夜、軍務省より回された“技術審査資料”の束の中に、一際異質なものがあった。
表紙には、こう記されていた。
『空間慣性流の非対称性制御理論――“慣性傾斜制御”による運動応答の最適化について』
最初は、ありふれた学生論文の延長と思った。だが数ページ読み進めた時点で、ギレンは眉をひそめ、そして……顔を上げた。
その論文には、現代物理学の制約を当然のごとく乗り越える“思考”があった。
理論の前提として――この宇宙が本来持つ対称性と、それに付随する「無意識的慣性」を打ち消すための制御アルゴリズム。
それは兵器開発に応用すれば、MSの反応速度を数倍に跳ね上げ、ミノフスキー粒子下での制御系を根本から刷新しうるものだった。
だが、ギレンの目を惹いたのはその“応用可能性”ではない。
――思想だった。
この理論がもし真実であるならば、戦争は“機体性能”ではなく“空間の設計思想”を奪い合うものへと変質する。

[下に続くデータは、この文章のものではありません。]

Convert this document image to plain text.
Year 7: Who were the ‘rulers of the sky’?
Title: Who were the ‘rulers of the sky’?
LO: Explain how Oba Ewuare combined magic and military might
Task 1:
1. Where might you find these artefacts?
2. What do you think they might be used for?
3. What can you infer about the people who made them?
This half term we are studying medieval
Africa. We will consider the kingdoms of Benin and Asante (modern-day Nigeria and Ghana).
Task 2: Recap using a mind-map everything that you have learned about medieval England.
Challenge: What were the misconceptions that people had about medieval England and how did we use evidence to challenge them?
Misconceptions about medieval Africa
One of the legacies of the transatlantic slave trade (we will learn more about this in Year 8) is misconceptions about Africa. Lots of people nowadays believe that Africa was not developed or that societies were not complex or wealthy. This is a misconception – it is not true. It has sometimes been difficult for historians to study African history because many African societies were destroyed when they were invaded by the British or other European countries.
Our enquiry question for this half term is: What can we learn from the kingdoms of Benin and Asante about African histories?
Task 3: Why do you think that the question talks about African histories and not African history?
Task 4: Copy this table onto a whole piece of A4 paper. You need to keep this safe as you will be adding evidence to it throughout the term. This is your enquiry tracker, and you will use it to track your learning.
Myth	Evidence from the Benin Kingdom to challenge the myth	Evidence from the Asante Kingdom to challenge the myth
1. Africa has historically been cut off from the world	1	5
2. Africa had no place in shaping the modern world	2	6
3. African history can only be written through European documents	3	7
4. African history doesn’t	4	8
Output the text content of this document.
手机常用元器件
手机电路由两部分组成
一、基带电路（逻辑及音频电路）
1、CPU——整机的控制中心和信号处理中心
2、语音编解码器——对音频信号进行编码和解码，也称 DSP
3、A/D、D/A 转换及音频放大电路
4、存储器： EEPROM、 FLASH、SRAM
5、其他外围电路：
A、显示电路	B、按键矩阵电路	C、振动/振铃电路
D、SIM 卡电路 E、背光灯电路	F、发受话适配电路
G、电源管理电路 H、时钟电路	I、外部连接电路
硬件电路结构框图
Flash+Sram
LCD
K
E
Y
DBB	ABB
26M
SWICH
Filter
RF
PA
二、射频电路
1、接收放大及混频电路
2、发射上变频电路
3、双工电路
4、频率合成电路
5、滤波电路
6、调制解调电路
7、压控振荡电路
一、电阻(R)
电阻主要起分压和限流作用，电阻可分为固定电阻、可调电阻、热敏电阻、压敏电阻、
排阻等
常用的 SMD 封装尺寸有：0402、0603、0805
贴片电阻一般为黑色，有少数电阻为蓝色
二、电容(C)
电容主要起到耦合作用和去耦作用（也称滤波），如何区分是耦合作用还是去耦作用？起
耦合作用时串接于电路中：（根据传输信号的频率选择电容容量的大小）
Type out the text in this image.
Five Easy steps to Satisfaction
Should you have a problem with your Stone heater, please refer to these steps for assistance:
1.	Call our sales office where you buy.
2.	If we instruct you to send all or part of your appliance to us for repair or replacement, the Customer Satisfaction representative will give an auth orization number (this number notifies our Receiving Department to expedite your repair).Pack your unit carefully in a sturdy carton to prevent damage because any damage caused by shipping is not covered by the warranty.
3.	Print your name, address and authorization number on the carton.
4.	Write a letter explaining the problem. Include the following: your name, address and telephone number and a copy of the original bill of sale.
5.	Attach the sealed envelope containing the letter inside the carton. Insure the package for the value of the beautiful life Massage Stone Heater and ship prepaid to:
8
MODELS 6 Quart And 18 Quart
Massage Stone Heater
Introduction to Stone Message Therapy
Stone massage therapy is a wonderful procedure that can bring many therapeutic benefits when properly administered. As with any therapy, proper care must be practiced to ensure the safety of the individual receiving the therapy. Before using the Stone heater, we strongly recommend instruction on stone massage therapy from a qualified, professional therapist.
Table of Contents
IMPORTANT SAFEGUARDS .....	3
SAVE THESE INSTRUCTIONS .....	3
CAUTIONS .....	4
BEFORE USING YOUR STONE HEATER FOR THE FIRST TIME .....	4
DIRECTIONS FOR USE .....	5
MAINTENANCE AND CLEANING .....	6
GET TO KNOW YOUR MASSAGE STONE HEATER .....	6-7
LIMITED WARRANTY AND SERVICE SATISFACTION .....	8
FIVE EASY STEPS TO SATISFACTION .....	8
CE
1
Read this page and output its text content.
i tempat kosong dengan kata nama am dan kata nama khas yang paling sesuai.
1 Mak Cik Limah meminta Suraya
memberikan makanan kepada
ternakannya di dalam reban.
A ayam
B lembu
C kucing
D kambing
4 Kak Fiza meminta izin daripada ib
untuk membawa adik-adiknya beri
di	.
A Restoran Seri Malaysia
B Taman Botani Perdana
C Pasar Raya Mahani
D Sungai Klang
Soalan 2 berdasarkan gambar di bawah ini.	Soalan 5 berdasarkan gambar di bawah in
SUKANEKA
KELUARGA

戦場を動かすのは、機械ではなく空間の定義そのものになる。
力の支配が終わり、“知の支配”が始まる。
その思想は、まるで新しい宗教にも似ていた。
(これは――兵器の論文ではない。“世界の書き換え方”の設計図だ)
ミノフスキーが「既存の秩序に風穴を空けた」ならば、この“ディスティ・ノヴァ”なる男は、「秩序そのものを書き換える者」なのかもしれない。
ギレンはその夜、論文の最後の数行を何度も読み返した。
『秩序とは、支配のための言語である。だが、支配の主体が変われば、その言語もまた変わらねばならない。』
(……貴様は、どちらだ? 秩序の支配者か、革命者か?)
あの夜、ギレン・ザビは確信していた。
この男は、使える。だが、使いこなせなければ――いずれ排除せねばならない。